子どもの相手をする時間について、あなたはどう思うだろう。仕事ができなかったことについて悔しい思いを抱くだろうか。仕事をサボれて良かったと思うだろうか。子どものそばにいてあげられて安心するだろうか。あるいは、それらが時によって変わり、混沌とした気持ちだろうか。5年半前、息子がまだ保育園に通いだした頃の僕は、そんな混沌とした気持ちで過ごした。一向に寝ない息子を前に焦っていたこともあるし、いいや僕も寝ちゃえと思ったこともあるし、息子の病状にうろたえたこともある。


けれどいつからか、こう思うようになった。
「これは僕にとって大いなるステップアップのチャンスだ」
決められた時間に自分のペースで仕事をするよりも、子どもという不確定要素が近接する条件のもと、高いクオリティで仕事をすることの方が遥かに難しい。それをクリアすれば、僕はステップアップすることができる。

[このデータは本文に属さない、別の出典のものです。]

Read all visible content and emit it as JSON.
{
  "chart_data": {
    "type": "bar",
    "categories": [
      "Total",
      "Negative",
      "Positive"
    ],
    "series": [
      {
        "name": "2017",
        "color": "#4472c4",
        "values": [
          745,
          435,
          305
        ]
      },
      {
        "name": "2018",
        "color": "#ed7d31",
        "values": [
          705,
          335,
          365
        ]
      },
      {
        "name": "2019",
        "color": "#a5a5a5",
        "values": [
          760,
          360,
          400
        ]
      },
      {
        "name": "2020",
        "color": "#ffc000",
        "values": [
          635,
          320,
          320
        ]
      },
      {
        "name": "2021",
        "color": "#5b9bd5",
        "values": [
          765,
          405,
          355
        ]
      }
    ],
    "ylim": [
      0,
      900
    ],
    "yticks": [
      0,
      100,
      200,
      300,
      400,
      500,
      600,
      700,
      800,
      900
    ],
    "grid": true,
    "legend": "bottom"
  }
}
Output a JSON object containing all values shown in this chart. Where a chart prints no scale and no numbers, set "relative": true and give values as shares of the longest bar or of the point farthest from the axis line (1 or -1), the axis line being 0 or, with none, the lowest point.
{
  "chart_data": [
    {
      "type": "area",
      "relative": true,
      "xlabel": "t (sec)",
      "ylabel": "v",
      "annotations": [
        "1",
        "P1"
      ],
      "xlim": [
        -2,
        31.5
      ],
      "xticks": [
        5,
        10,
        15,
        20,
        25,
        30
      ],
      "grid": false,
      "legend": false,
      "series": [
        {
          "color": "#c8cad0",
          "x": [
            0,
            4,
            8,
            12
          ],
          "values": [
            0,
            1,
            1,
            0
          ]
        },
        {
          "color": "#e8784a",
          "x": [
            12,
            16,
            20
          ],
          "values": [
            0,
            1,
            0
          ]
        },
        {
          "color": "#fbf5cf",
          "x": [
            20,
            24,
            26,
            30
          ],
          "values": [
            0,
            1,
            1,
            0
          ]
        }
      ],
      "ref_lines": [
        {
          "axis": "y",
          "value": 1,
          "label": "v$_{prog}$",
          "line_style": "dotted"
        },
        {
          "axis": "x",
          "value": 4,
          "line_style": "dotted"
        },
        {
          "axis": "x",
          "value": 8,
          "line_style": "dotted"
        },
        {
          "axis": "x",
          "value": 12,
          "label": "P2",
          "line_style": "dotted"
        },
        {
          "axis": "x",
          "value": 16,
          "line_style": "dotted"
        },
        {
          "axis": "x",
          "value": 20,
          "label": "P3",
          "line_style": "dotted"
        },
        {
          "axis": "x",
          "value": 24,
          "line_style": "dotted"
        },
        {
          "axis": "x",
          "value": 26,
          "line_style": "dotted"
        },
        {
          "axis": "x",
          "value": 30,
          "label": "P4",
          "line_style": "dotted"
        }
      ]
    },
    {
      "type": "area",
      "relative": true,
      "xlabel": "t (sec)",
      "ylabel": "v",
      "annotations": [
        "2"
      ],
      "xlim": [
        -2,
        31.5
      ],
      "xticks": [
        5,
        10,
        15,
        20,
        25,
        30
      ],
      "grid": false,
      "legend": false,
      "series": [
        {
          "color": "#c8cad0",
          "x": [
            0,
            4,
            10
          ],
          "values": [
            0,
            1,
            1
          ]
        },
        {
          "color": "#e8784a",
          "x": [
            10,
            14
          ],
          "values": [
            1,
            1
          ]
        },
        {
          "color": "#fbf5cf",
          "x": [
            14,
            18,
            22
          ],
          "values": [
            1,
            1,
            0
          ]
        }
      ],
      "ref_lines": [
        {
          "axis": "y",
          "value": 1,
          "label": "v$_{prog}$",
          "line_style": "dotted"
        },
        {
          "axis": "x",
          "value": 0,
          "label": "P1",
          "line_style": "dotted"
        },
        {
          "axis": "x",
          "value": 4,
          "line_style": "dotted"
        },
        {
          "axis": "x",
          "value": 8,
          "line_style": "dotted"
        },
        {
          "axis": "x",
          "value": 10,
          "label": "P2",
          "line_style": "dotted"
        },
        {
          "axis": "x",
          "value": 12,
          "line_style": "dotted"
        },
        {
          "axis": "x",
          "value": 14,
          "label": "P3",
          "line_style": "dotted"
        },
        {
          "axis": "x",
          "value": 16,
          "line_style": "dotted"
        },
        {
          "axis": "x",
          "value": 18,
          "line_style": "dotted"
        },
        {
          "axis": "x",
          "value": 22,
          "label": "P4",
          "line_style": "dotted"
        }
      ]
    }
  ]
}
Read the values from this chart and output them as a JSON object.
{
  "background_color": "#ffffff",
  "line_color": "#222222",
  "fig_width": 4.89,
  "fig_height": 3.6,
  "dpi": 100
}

それと同様、決められた時間に自分のペースで休めないということもとてもハードな条件だ。休めるときにできる限り休むこともとても大切なスキルである。子どもと過ごす時間にできる限り休息を取る。それができれば僕はステップアップすることができる。
また、子どもとの信頼関係を築くことは、僕の人生においてこの上なく大切なことだ。特に子どもが体調を崩しているとき、そばにいてくれる存在でありたいと僕は思っていて、その意味においても子どもと過ごすこの時間は貴重なものなのだ。


いつでもそんな風に思えるわけではなかったけれど、この考え方のシフトチェンジは自分の中で印象深い瞬間だった。
全てのものをポジティブに捉えることができたら、そんな風にも考えてしまうのだ。